Camicia

MONTE CAMICIA  (m 2564)

Il Monte Camicia è l’ottava vetta, in ordine d’altitudine, in seno al Gruppo del Gran Sasso d’Italia. All’interno della catena è una delle cime più orientali; superato il Camicia si incontrano infatti, muovendo verso est, soltanto due cime che varcano ancora i 2000 metri: il Monte Tremoggia e il Monte Siella, elevazioni comunque più basse del Camicia.

Particolarità di questa montagna è la totale diversità tra il versante meridionale e quello settentrionale; erboso e senza forme aguzze il primo, aspro e selvaggio il secondo. Da notare che il versante nord precipita addirittura per quasi 1300 metri sulle colline del teramano con una parete strapiombante larga un paio di km. Non casuale è l’appellativo di “Eiger dell’Appennino” con il quale è stata talvolta battezzata questa incredibile muraglia verticale, senz’altro la più impressionante dell’intero sistema appenninico. Sempre in questo versante è da ricordare la presenza di un glacio-nevato pensile perenne noto come “Nevaio del Fondo della Salsa”.

La via normale di salita al Camicia si sviluppa ovviamente sul lato rivolto a meridione ed è un itinerario sorprendentemente semplice, alla portata di ogni buon escursionista. L’itinerario è grandioso e ricco d’interesse, non solo panoramico. La flora e la fauna presentano un notevole numero di endemismi, alcuni dei quali estremamente rari. Lungo le pendici del Camicia non è difficile incontrare il Camoscio appenninico, specie reintrodotta con successo, nel Gran Sasso d’Italia, a partire dal 1992. Tra le rarità è inoltre da ricordare la Vipera ursinii segnalata in Italia soltanto in questa catena montuosa. In coda alla descrizione trovate altre informazioni relative questa volta alle rarità botaniche osservabili sulle pendici della montagna. Consigliamo la salita in vetta a partire dalla fine di giugno sino ad ottobre per evitare problemi legati alla presenza di neve che tende spesso ad attardarsi nel settore sommitale ostacolando la progressione. Da evitare in piena estate le ore più calde in quanto la via normale è del tutto esposta al sole di mezzogiorno. Al tempo stesso nubi o nebbie improvvise possono abbassare in modo repentino la temperatura per via della quota assai elevata. Per queste ragioni, nonostante la relativa facilità, è bene attrezzarsi con l’occorrente per tollerare un temporale o una qualsiasi variazione meteorologica improvvisa. Di incredibile vastità appare il panorama di vetta esteso dal Mar Adriatico ad oriente ai gruppi Sirente-Velino e Majella nell’entroterra abruzzese.

L’escursione in breve:

Albergo Rifugio Fonte Vetica (m 1632) – Vallone di Vradda – bivio sentiero 8b (m 2390) – testata del Vallone di Vradda (m 2478) – Monte Camicia (m 2564)

Dati tecnici:

Partenza dall’Albero Rifugio Fonte Vetica (m 1632): Difficoltà: E (Vai alla scala delle difficoltà).

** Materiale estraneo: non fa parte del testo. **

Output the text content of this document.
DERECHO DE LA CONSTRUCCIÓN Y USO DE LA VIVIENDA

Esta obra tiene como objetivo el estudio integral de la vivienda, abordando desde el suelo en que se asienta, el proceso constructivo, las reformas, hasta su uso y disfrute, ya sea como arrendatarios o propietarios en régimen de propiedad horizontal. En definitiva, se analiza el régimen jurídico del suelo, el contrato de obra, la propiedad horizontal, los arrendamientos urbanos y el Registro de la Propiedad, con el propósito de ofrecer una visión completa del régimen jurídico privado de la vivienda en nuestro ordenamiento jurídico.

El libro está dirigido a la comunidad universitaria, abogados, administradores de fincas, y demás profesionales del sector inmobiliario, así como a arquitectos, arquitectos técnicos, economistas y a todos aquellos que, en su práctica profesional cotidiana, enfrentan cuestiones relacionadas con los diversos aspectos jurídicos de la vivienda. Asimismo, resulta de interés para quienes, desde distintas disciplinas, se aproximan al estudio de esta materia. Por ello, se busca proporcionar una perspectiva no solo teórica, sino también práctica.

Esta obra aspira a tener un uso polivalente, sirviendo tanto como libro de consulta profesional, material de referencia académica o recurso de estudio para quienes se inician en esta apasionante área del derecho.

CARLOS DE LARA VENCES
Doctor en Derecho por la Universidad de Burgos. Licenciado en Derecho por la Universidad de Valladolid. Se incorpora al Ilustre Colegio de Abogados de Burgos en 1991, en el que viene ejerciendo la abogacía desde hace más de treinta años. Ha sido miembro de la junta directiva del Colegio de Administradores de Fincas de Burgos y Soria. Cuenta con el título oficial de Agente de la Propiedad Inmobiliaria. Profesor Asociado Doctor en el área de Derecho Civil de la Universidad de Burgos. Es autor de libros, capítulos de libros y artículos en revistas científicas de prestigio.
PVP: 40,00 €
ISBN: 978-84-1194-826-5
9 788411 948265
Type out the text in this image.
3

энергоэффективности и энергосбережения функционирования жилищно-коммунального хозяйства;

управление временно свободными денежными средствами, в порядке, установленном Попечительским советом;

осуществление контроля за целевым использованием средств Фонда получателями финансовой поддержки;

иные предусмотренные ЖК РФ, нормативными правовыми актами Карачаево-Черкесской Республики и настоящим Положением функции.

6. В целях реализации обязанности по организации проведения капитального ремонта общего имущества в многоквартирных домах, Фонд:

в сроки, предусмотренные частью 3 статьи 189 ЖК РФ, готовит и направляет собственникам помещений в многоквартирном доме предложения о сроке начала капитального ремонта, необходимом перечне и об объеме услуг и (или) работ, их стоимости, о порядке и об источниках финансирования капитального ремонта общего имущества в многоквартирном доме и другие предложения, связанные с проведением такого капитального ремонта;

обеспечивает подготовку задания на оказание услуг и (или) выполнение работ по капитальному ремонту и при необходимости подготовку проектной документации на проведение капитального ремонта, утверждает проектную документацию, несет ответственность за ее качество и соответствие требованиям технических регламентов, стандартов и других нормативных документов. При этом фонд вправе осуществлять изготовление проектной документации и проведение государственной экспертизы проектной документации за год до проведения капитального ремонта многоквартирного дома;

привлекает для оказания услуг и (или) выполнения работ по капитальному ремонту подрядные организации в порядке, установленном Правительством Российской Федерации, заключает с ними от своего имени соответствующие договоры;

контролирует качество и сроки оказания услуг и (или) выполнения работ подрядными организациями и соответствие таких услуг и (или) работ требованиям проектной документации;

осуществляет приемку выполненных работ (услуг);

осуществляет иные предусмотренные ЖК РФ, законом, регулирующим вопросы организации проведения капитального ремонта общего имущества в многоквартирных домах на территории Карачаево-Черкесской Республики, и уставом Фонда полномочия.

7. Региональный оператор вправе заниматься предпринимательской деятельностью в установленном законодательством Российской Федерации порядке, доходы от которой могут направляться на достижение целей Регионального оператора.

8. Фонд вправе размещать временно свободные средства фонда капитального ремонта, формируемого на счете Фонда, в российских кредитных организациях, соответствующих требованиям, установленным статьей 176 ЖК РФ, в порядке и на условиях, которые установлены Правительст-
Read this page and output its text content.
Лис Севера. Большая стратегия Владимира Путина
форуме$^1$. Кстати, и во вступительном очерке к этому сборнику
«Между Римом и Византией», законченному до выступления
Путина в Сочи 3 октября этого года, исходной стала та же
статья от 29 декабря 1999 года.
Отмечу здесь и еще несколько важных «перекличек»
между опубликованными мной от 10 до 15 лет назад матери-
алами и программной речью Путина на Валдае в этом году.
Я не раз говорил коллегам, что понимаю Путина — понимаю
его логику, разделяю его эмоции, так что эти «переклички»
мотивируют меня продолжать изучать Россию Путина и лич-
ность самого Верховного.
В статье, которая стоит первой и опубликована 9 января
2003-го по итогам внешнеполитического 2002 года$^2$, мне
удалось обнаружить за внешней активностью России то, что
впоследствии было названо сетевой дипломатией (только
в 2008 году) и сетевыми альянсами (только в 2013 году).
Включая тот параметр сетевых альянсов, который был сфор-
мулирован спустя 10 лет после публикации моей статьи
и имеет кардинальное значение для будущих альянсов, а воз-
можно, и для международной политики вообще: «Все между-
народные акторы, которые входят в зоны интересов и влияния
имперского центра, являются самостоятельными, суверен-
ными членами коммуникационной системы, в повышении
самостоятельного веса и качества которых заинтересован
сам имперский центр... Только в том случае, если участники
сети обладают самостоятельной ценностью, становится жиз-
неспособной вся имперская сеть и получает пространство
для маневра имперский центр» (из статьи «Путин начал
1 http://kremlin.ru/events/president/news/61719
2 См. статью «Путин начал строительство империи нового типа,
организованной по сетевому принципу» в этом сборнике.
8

Segnaletica: totale. Dislivello assoluto: m 932. Acqua sul percorso: alla partenza.

Accesso alla partenza:

Usando l’autostrada A24 Roma – L’Aquila si consiglia l’uscita di Assergi per poi seguire la segnaletica per Campo Imperatore. Si attraversa la bella località di Fonte Cerreto quindi si prosegue lungo la SS 17 bis guadagnando in salita l’immensa distesa di Campo Imperatore. Si attraversa gran parte dell’altopiano portandosi nel versante orientale dello stesso. In coincidenza del ristoro Mucciante siamo al bivio dove abbandoniamo il proseguo per il valico di Vado di Sole. Volgiamo a sinistra per seguire la strada cieca che in 2 km giunge al suo termine presso il Rifugio Fonte Vetica (m 1632) dove troviamo un ampio parcheggio. In tutto da Assergi si percorrono circa 33 km.

Descrizione del percorso:

Lasciato l’automezzo nel parcheggio seguiamo l’ampia mulattiera lasciando nel prato a sinistra l’Albergo Rifugio Fonte Vetica e a destra il rifugio normalmente chiuso della forestale. Seguendo i bolli giallo rossi risaliamo nel valloncello prativo lasciando ai due lati del canale i rimboschimenti ad abete bianco. Siamo in coincidenza degli unici settori boschivi dell’intero altopiano di Campo Imperatore e, come anticipato, si tratta di un impianto artificiale che comunque ha avuto un effetto positivo anche dal punto di vista paesaggistico. Di fronte a noi è già ben evidente la sommità rocciosa del Monte Camicia che ci accompagnerà, per altro, per gran parte dell’ascensione.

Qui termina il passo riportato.